Cette révélation lui serra l'estomac. Elle sortit un objet de sa poche. Chûsei lui montra un bijou.
« Tu l'as encore après tout ce temps ?
– Tu me l'as offert juste avant que je parte, et nous avons juré dessus d'être amis pour la vie.»
Dayan avait alors sorti le sien d'un tiroir, poussiéreux et oublié depuis longtemps. Le fait de tenir le bijou dans ses mains lui avait rappelé cet moment. Il n'avait de toute façon plus rien à perdre depuis longtemps déjà.
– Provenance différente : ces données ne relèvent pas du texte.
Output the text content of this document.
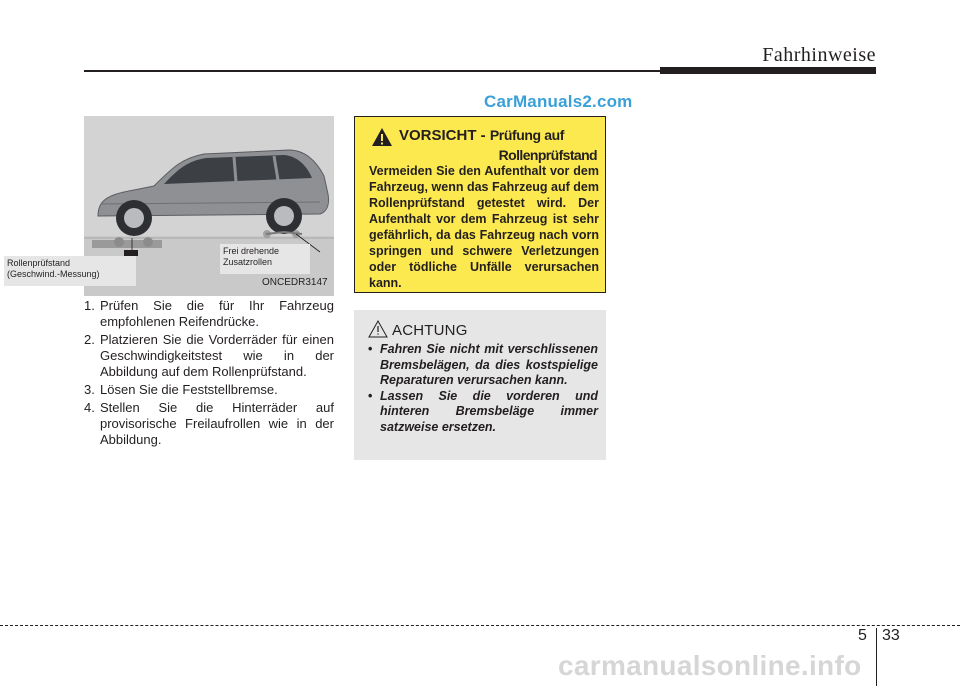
Fahrhinweise
CarManuals2.com
Rollenprüfstand
(Geschwind.-Messung)
Frei drehende
Zusatzrollen
ONCEDR3147
1. Prüfen Sie die für Ihr Fahrzeug empfohlenen Reifendrücke.
2. Platzieren Sie die Vorderräder für einen Geschwindigkeitstest wie in der Abbildung auf dem Rollenprüfstand.
3. Lösen Sie die Feststellbremse.
4. Stellen Sie die Hinterräder auf provisorische Freilaufrollen wie in der Abbildung.
VORSICHT - Prüfung auf
Rollenprüfstand
Vermeiden Sie den Aufenthalt vor dem Fahrzeug, wenn das Fahrzeug auf dem Rollenprüfstand getestet wird. Der Aufenthalt vor dem Fahrzeug ist sehr gefährlich, da das Fahrzeug nach vorn springen und schwere Verletzungen oder tödliche Unfälle verursachen kann.
ACHTUNG
• Fahren Sie nicht mit verschlissenen Bremsbelägen, da dies kostspielige Reparaturen verursachen kann.
• Lassen Sie die vorderen und hinteren Bremsbeläge immer satzweise ersetzen.
5 33
carmanualsonline.info
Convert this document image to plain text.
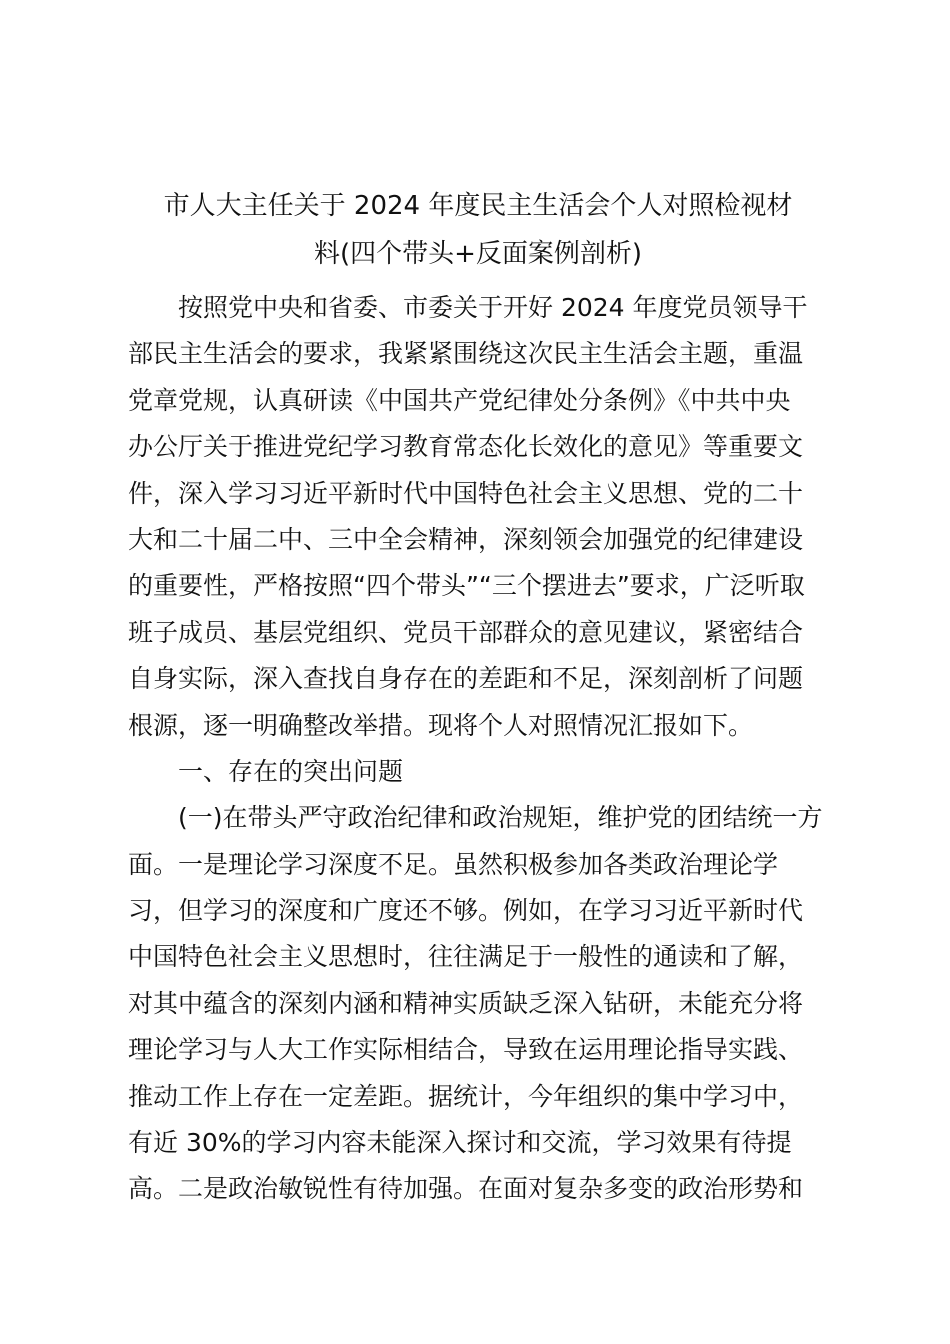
市人大主任关于 2024 年度民主生活会个人对照检视材
料(四个带头+反面案例剖析)
按照党中央和省委、市委关于开好 2024 年度党员领导干
部民主生活会的要求，我紧紧围绕这次民主生活会主题，重温
党章党规，认真研读《中国共产党纪律处分条例》《中共中央
办公厅关于推进党纪学习教育常态化长效化的意见》等重要文
件，深入学习习近平新时代中国特色社会主义思想、党的二十
大和二十届二中、三中全会精神，深刻领会加强党的纪律建设
的重要性，严格按照“四个带头”“三个摆进去”要求，广泛听取
班子成员、基层党组织、党员干部群众的意见建议，紧密结合
自身实际，深入查找自身存在的差距和不足，深刻剖析了问题
根源，逐一明确整改举措。现将个人对照情况汇报如下。
一、存在的突出问题
(一)在带头严守政治纪律和政治规矩，维护党的团结统一方
面。一是理论学习深度不足。虽然积极参加各类政治理论学
习，但学习的深度和广度还不够。例如，在学习习近平新时代
中国特色社会主义思想时，往往满足于一般性的通读和了解，
对其中蕴含的深刻内涵和精神实质缺乏深入钻研，未能充分将
理论学习与人大工作实际相结合，导致在运用理论指导实践、
推动工作上存在一定差距。据统计，今年组织的集中学习中，
有近 30%的学习内容未能深入探讨和交流，学习效果有待提
高。二是政治敏锐性有待加强。在面对复杂多变的政治形势和
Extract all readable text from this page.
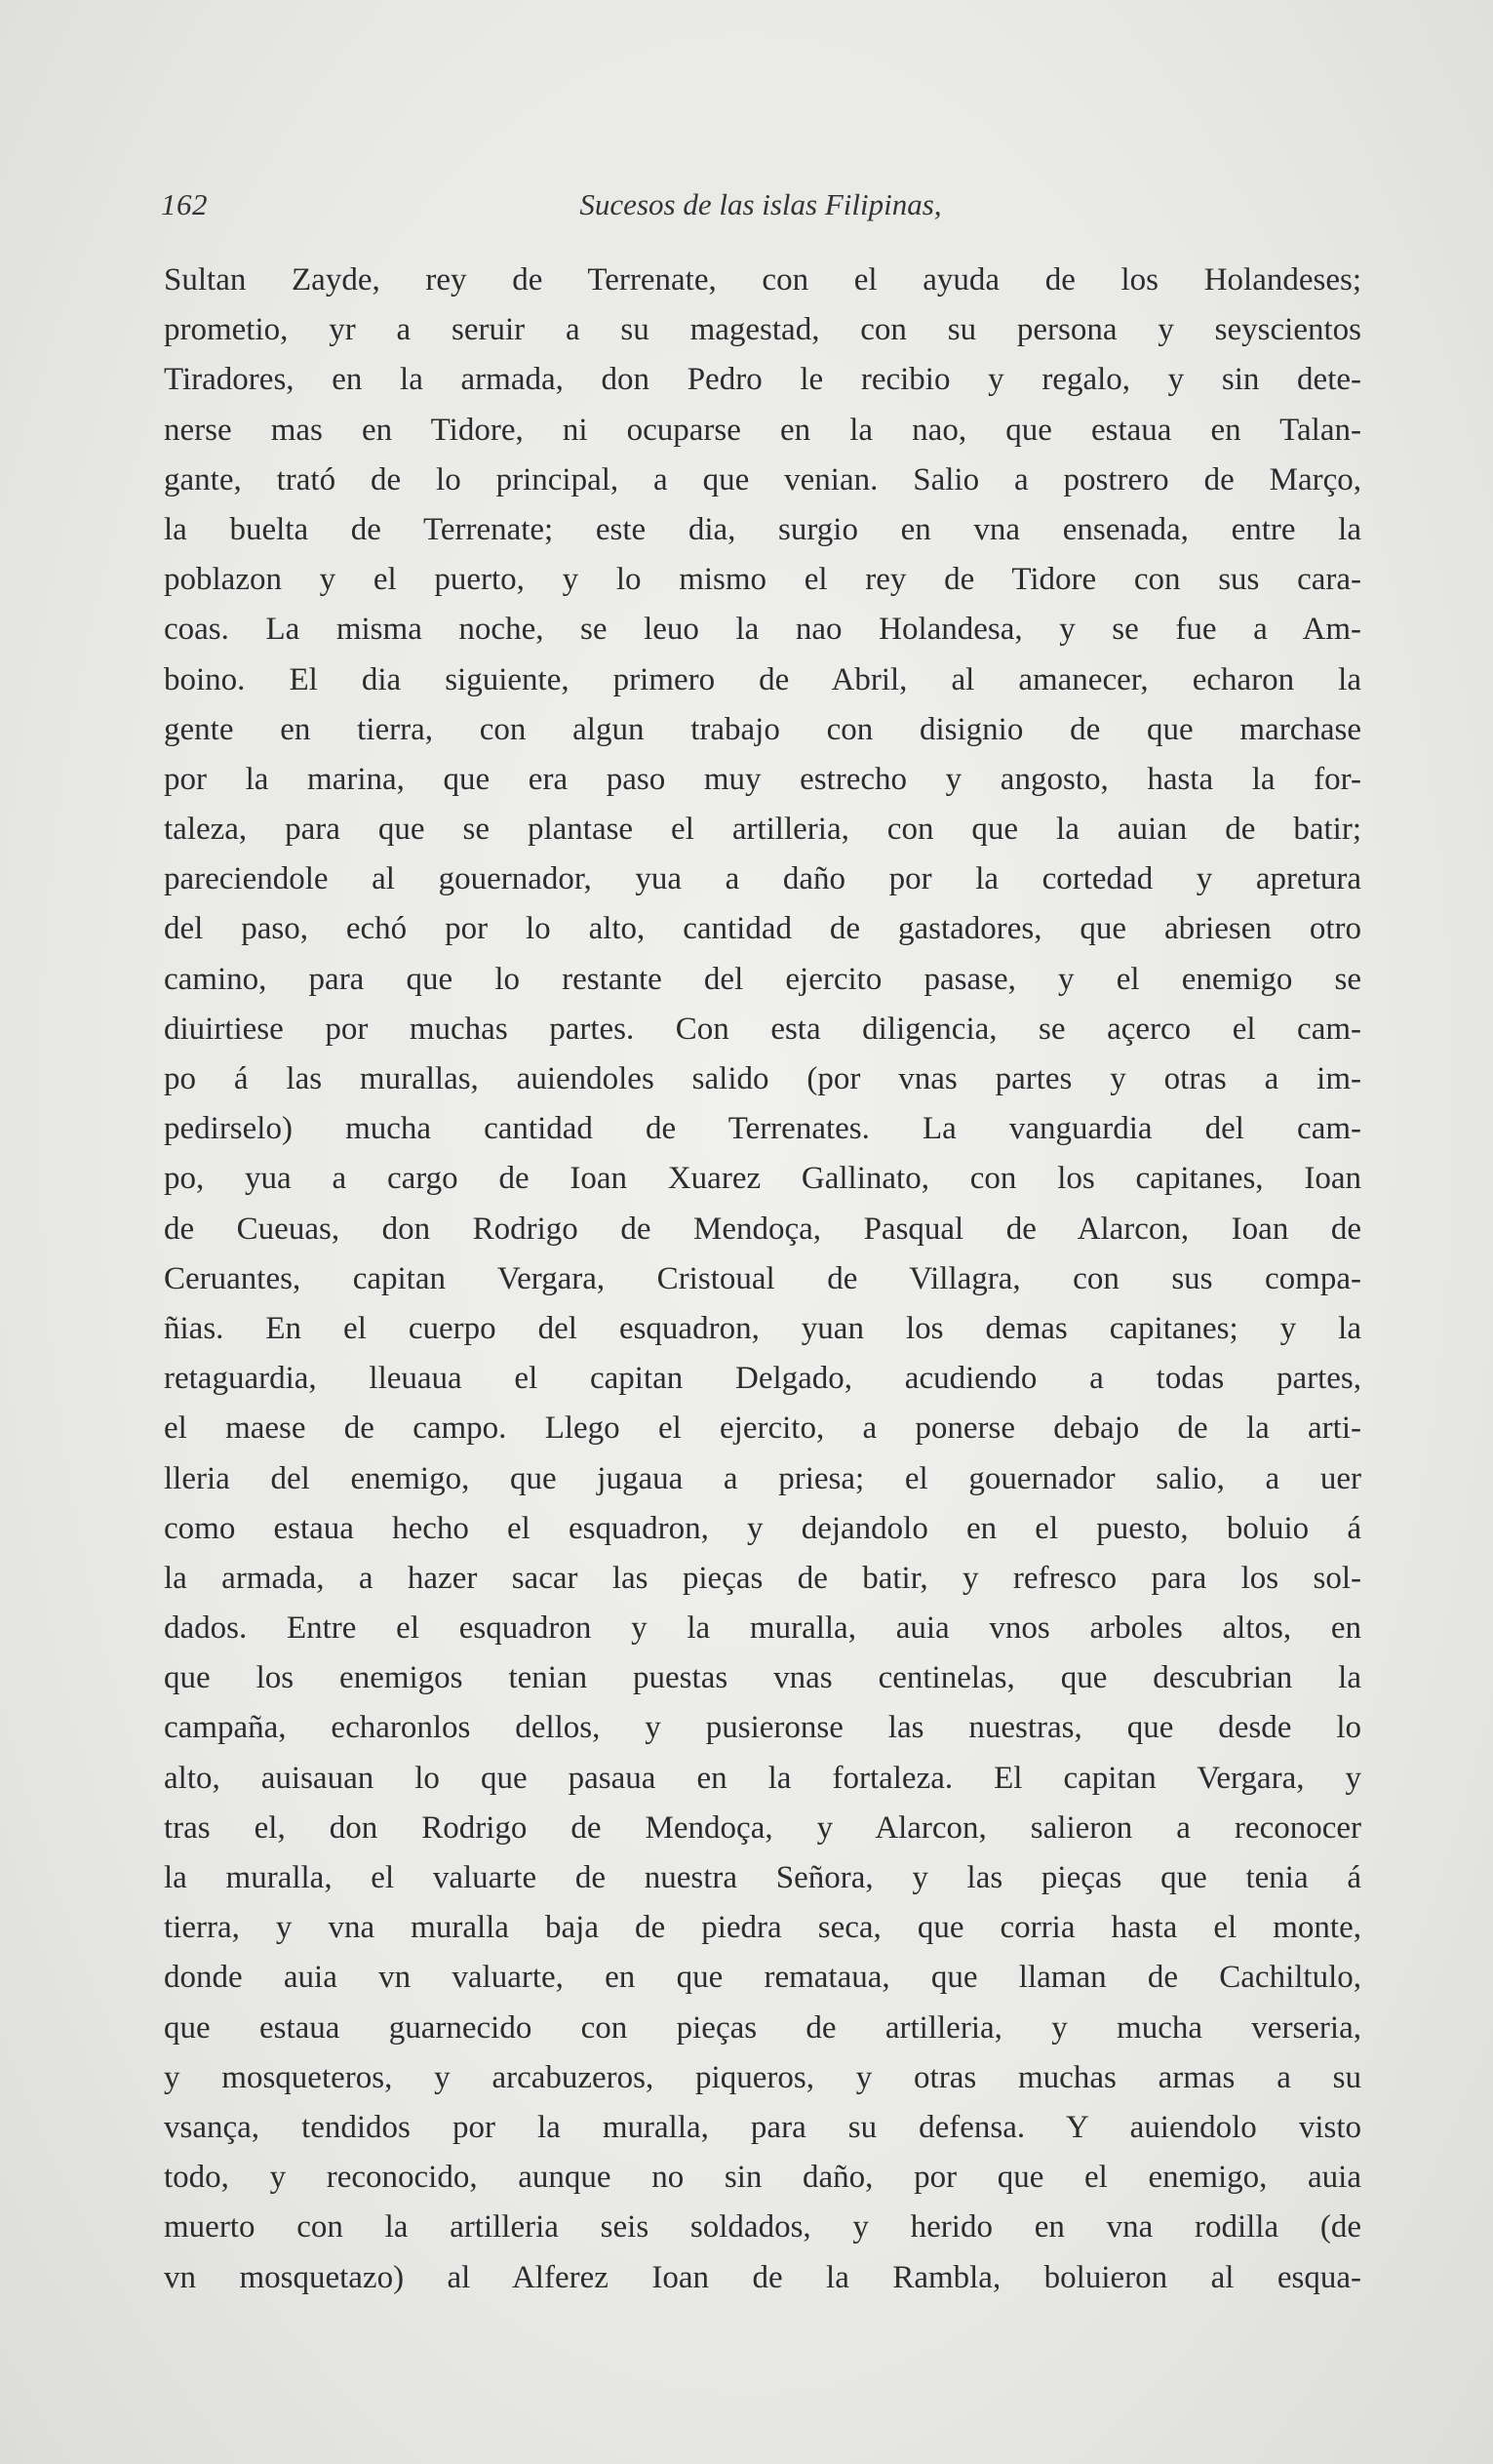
162	Sucesos de las islas Filipinas,
Sultan Zayde, rey de Terrenate, con el ayuda de los Holandeses;
prometio, yr a seruir a su magestad, con su persona y seyscientos
Tiradores, en la armada, don Pedro le recibio y regalo, y sin dete-
nerse mas en Tidore, ni ocuparse en la nao, que estaua en Talan-
gante, trató de lo principal, a que venian. Salio a postrero de Março,
la buelta de Terrenate; este dia, surgio en vna ensenada, entre la
poblazon y el puerto, y lo mismo el rey de Tidore con sus cara-
coas. La misma noche, se leuo la nao Holandesa, y se fue a Am-
boino. El dia siguiente, primero de Abril, al amanecer, echaron la
gente en tierra, con algun trabajo con disignio de que marchase
por la marina, que era paso muy estrecho y angosto, hasta la for-
taleza, para que se plantase el artilleria, con que la auian de batir;
pareciendole al gouernador, yua a daño por la cortedad y apretura
del paso, echó por lo alto, cantidad de gastadores, que abriesen otro
camino, para que lo restante del ejercito pasase, y el enemigo se
diuirtiese por muchas partes. Con esta diligencia, se açerco el cam-
po á las murallas, auiendoles salido (por vnas partes y otras a im-
pedirselo) mucha cantidad de Terrenates. La vanguardia del cam-
po, yua a cargo de Ioan Xuarez Gallinato, con los capitanes, Ioan
de Cueuas, don Rodrigo de Mendoça, Pasqual de Alarcon, Ioan de
Ceruantes, capitan Vergara, Cristoual de Villagra, con sus compa-
ñias. En el cuerpo del esquadron, yuan los demas capitanes; y la
retaguardia, lleuaua el capitan Delgado, acudiendo a todas partes,
el maese de campo. Llego el ejercito, a ponerse debajo de la arti-
lleria del enemigo, que jugaua a priesa; el gouernador salio, a uer
como estaua hecho el esquadron, y dejandolo en el puesto, boluio á
la armada, a hazer sacar las pieças de batir, y refresco para los sol-
dados. Entre el esquadron y la muralla, auia vnos arboles altos, en
que los enemigos tenian puestas vnas centinelas, que descubrian la
campaña, echaronlos dellos, y pusieronse las nuestras, que desde lo
alto, auisauan lo que pasaua en la fortaleza. El capitan Vergara, y
tras el, don Rodrigo de Mendoça, y Alarcon, salieron a reconocer
la muralla, el valuarte de nuestra Señora, y las pieças que tenia á
tierra, y vna muralla baja de piedra seca, que corria hasta el monte,
donde auia vn valuarte, en que remataua, que llaman de Cachiltulo,
que estaua guarnecido con pieças de artilleria, y mucha verseria,
y mosqueteros, y arcabuzeros, piqueros, y otras muchas armas a su
vsança, tendidos por la muralla, para su defensa. Y auiendolo visto
todo, y reconocido, aunque no sin daño, por que el enemigo, auia
muerto con la artilleria seis soldados, y herido en vna rodilla (de
vn mosquetazo) al Alferez Ioan de la Rambla, boluieron al esqua-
« Suis mon mouvement » ordonna Chûsei, le sortant de sa rêverie.
Elle se plaça sous le scanner de l'entrée. Une lumière jaune la ratissa de haut en bas. Un voyant vert s'alluma. Dayan fit de même, la boule au ventre.
C'est là que ça va se jouer, pensa-t-il.
Après une attente qui lui parut interminable, le voyant tourna une nouvelle fois au vert. Dayan laissa échapper un discret soupir de soulagement, puis avança dans la fraicheur du hall. De nombreux escaliers et ascenseurs montaient dans les étages. Des employés, pressés comme des insectes, vaquaient à leurs occupations sans leur accorder un seul regard. Des écrans géants diffusaient toutes sortes d'informations. Un piédestal trônait au centre, à hauteur d'homme, présentant une roche noire sous un dôme de verre. Sur l'écriteau, on pouvait lire « Dernier morceau de charbon du continent ».
Le duo continua vers les ascenseurs. Au moment, où celui devant lequel ils se tenaient s'ouvrit, ils se retrouvèrent nez à nez avec un Maj.